As you gear your mind, body and wallet for the Boxing Day Sales that are looming behind the tinsel-covered-turkey-induced cloud that is Christmas, it’s time to talk to strategy.

What exactly are the best ways to attack the cluster and chaos of retail on December 26? And are there ways to prepare, aside from prepping your elbows and putting on your armour?

The short answer is yes.

Game. On.

Go online.

Sounds self-explanatory, but you'd be surprised by the amount of people who think they can only enjoy the sales by braving shopping centres. It's definitely not the case.

According to News Corp, Cashrewards figures revealed that in 2015, $125 million worth of stock was purchased online last year on Boxing Day in Australia. This year, it's believed that number will surpass $200 million.

Rather helpfully, Only Melbourne has promised to publish a list of retailers whose sales will be available online as they come into play. You can check out that list, as it is updated, here. 

Additionally, will point you towards some of the best sales happening right on your computer screen.

The Mamamia OutLoud team talk secret shopping and hiding it from your partner. Post continues after audio.

It's worth going on Christmas Eve.

Trust me on this one. I know Christmas Eve is usually plagued with last-minute preparation for the next day, but if you're genuinely committed to the cause, brace the shopping centres on December 24.
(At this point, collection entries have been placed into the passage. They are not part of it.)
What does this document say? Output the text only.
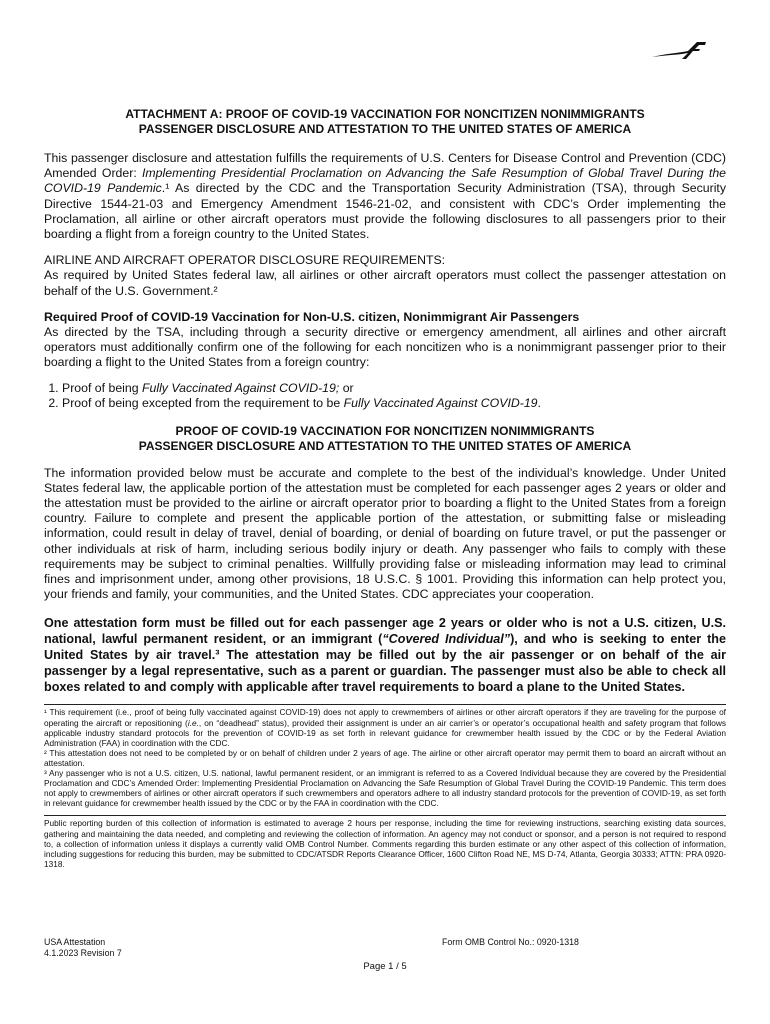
ATTACHMENT A: PROOF OF COVID-19 VACCINATION FOR NONCITIZEN NONIMMIGRANTS

PASSENGER DISCLOSURE AND ATTESTATION TO THE UNITED STATES OF AMERICA

This passenger disclosure and attestation fulfills the requirements of U.S. Centers for Disease Control and Prevention (CDC) Amended Order: Implementing Presidential Proclamation on Advancing the Safe Resumption of Global Travel During the COVID-19 Pandemic.¹ As directed by the CDC and the Transportation Security Administration (TSA), through Security Directive 1544-21-03 and Emergency Amendment 1546-21-02, and consistent with CDC’s Order implementing the Proclamation, all airline or other aircraft operators must provide the following disclosures to all passengers prior to their boarding a flight from a foreign country to the United States.

AIRLINE AND AIRCRAFT OPERATOR DISCLOSURE REQUIREMENTS:

As required by United States federal law, all airlines or other aircraft operators must collect the passenger attestation on behalf of the U.S. Government.²

Required Proof of COVID-19 Vaccination for Non-U.S. citizen, Nonimmigrant Air Passengers

As directed by the TSA, including through a security directive or emergency amendment, all airlines and other aircraft operators must additionally confirm one of the following for each noncitizen who is a nonimmigrant passenger prior to their boarding a flight to the United States from a foreign country:

1. Proof of being Fully Vaccinated Against COVID-19; or
2. Proof of being excepted from the requirement to be Fully Vaccinated Against COVID-19.

PROOF OF COVID-19 VACCINATION FOR NONCITIZEN NONIMMIGRANTS

PASSENGER DISCLOSURE AND ATTESTATION TO THE UNITED STATES OF AMERICA

The information provided below must be accurate and complete to the best of the individual’s knowledge. Under United States federal law, the applicable portion of the attestation must be completed for each passenger ages 2 years or older and the attestation must be provided to the airline or aircraft operator prior to boarding a flight to the United States from a foreign country. Failure to complete and present the applicable portion of the attestation, or submitting false or misleading information, could result in delay of travel, denial of boarding, or denial of boarding on future travel, or put the passenger or other individuals at risk of harm, including serious bodily injury or death. Any passenger who fails to comply with these requirements may be subject to criminal penalties. Willfully providing false or misleading information may lead to criminal fines and imprisonment under, among other provisions, 18 U.S.C. § 1001. Providing this information can help protect you, your friends and family, your communities, and the United States. CDC appreciates your cooperation.

One attestation form must be filled out for each passenger age 2 years or older who is not a U.S. citizen, U.S. national, lawful permanent resident, or an immigrant (“Covered Individual”), and who is seeking to enter the United States by air travel.³ The attestation may be filled out by the air passenger or on behalf of the air passenger by a legal representative, such as a parent or guardian. The passenger must also be able to check all boxes related to and comply with applicable after travel requirements to board a plane to the United States.

¹ This requirement (i.e., proof of being fully vaccinated against COVID-19) does not apply to crewmembers of airlines or other aircraft operators if they are traveling for the purpose of operating the aircraft or repositioning (i.e., on “deadhead” status), provided their assignment is under an air carrier’s or operator’s occupational health and safety program that follows applicable industry standard protocols for the prevention of COVID-19 as set forth in relevant guidance for crewmember health issued by the CDC or by the Federal Aviation Administration (FAA) in coordination with the CDC.

² This attestation does not need to be completed by or on behalf of children under 2 years of age. The airline or other aircraft operator may permit them to board an aircraft without an attestation.

³ Any passenger who is not a U.S. citizen, U.S. national, lawful permanent resident, or an immigrant is referred to as a Covered Individual because they are covered by the Presidential Proclamation and CDC’s Amended Order: Implementing Presidential Proclamation on Advancing the Safe Resumption of Global Travel During the COVID-19 Pandemic. This term does not apply to crewmembers of airlines or other aircraft operators if such crewmembers and operators adhere to all industry standard protocols for the prevention of COVID-19, as set forth in relevant guidance for crewmember health issued by the CDC or by the FAA in coordination with the CDC.

Public reporting burden of this collection of information is estimated to average 2 hours per response, including the time for reviewing instructions, searching existing data sources, gathering and maintaining the data needed, and completing and reviewing the collection of information. An agency may not conduct or sponsor, and a person is not required to respond to, a collection of information unless it displays a currently valid OMB Control Number. Comments regarding this burden estimate or any other aspect of this collection of information, including suggestions for reducing this burden, may be submitted to CDC/ATSDR Reports Clearance Officer, 1600 Clifton Road NE, MS D-74, Atlanta, Georgia 30333; ATTN: PRA 0920-1318.

USA Attestation
4.1.2023 Revision 7
Form OMB Control No.: 0920-1318
Page 1 / 5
Why? Because everyone who has worked in retail knows most of the Boxing Day sales actually start on the afternoon of Christmas Eve. After all, who wants to come into work hours before dawn breaks on Boxing Day to set the sales up? Nobody.

That's why many retailers will actually start slashing their prices on Christmas Eve; they just won't explicitly call it a Boxing Day sale. And it'll be dead quiet, too.

Also? If some of your favourite retailers don't seem to be slashing their prices early, still go on Christmas Eve. That way you can try stuff on, make sure all your sizing is correct, and you don't have to spend most of your shopping day waiting in line for the change room. (Post continues after gallery.)


Know what you want.

This is a natural progression from the last point, but seriously — go in knowing what you want.

Boxing Day shopping and shopping aimlessly are painful enough experiences without throwing them together to create one giant shopping vortex of stress, unproductiveness and frustrated purchases.

Set a budget.

If you're anything like me, setting a budget is much less a case of making a conscious choice on how much to spend and much more a case of only having X amount of dollars in my bank account to spend.

Regardless, setting a budget and knowing what you're spending saves a lot of headaches later. It also eliminates the inevitable return to the shopping centre days later to take back all those regrettable purchases that came in well over budget.


Know the returns policies.

Knowing your returns policies can be the number one way to save time on Boxing Day. If you're looking to return something you were given for Christmas, make sure you're aware of whether you actually can return said item.

Knowing the time limit for returns is also really handy. For example, if there's no time limit on your returns, or quite a lengthy timeline, then maybe Boxing Day isn't the best day to spend half your life lining up at the cash register.